My recent post about startups having to sell because they can't get to scale, caught the attention of Jain's team and we met to discuss the company's strategy. It is competing against some extremely well funded companies such as Box and Dropbox.  Here are some notes from our conversation:

- Egnyte has raised total funding of $61.5 million. This compares with Dropbox, total $607 million; and Box with $414 million and it has plans for an IPO valued at $250 million.

- Jain recognizes that his rivals are very well funded but he says he can build Egnyte by concentrating on the enterprise and offering a highly secure service focused on the needs of large companies. By building for long term value he believes Egnyte can survive and prosper.

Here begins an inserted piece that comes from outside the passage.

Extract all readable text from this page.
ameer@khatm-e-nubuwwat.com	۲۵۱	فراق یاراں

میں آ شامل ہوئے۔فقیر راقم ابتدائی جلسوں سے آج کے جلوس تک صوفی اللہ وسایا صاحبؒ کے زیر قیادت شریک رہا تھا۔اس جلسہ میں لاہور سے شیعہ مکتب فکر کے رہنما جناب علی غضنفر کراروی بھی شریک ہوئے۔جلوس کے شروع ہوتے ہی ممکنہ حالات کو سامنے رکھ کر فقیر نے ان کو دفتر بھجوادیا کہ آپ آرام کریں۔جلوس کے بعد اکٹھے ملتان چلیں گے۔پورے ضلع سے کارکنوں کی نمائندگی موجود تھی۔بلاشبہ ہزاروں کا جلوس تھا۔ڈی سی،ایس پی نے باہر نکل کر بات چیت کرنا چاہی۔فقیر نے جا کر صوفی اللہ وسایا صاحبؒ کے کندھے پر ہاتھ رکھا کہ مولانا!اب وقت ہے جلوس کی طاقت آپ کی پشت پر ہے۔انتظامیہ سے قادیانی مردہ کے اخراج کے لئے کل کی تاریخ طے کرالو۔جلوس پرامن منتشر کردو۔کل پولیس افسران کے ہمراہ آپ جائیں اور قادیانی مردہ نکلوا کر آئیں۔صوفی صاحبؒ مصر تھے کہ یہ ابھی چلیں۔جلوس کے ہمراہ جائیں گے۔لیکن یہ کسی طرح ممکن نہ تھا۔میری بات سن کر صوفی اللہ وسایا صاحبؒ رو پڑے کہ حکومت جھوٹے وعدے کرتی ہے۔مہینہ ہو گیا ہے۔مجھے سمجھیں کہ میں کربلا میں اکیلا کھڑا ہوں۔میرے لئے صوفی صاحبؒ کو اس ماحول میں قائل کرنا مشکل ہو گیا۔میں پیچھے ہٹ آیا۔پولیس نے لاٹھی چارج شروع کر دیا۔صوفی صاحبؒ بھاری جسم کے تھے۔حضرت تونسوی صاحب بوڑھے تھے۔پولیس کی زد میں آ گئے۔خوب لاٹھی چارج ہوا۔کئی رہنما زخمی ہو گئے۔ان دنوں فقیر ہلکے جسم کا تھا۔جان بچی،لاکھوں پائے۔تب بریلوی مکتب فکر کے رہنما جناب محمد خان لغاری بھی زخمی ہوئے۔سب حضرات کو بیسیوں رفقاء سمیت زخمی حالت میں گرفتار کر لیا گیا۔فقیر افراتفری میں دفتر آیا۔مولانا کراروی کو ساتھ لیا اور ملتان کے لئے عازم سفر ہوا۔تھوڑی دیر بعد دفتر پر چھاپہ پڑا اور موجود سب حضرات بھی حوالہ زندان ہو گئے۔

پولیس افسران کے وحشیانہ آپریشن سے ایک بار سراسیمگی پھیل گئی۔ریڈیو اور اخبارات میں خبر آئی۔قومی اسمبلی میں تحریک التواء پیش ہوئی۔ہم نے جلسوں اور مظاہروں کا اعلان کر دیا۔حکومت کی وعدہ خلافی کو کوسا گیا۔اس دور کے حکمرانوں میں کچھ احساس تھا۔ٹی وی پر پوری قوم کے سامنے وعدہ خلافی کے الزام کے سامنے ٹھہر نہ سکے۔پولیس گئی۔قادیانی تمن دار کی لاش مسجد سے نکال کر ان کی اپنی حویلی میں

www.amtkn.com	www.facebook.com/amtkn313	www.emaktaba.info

- His competitors are is well funded but their freemium business models cost a lot of money to maintain and they are burning through cash, which is why they've had to raise large amounts of capital. Egnyte's business model doesn;t have the same freemium costs as Box or Dropbox and it is close to profitability.

- He says that by offering enterprise IT a hybrid file sharing model, where companies can either use Egnyte's cloud storage or run the software in their own data centers, is exactly what IT management wants. The cloud alone is not enough. 

- He says the timing is good because enterprises recognize the value of cloud computing and storage. The company's software lets the IT managers control file access and security across internal enterprise systems and external cloud storage.

- The company makes its money from software and not by charging for data storage, which has rapidly become a commodity business. It charges per seat.

- Finding engineers is hard but the company has about 32 developers in Poland and it is very pleased with the quality of Polish programmers. 

- Google Ventures, the venture capital arm of Google is an investor and the company's offices are right next to the Google campus in Mountain View. 

- Jain has more than 20 years of business experience at KPMG, and Bechtel, and prior to co-founding Egnyte in 2006, he founded Valdero, a supply chain software company.

- He has had several offers to sell Egnyte but says he turned them down because he wants to build a large and independent company. It's rare to find a CEO with a determination to stay independent and prosper despite extremely well funded competition.

Egnyte - Management


Egnyte provides deployment models to solve any use case including cloud file sharing, private file sharing, cross-office collaboration, and fast local file access. Users can have a single view of all the files they have permission to access, regardless of where files are stored -- on the user's computer, in local storage in their office, on storage devices in remote offices or in any cloud.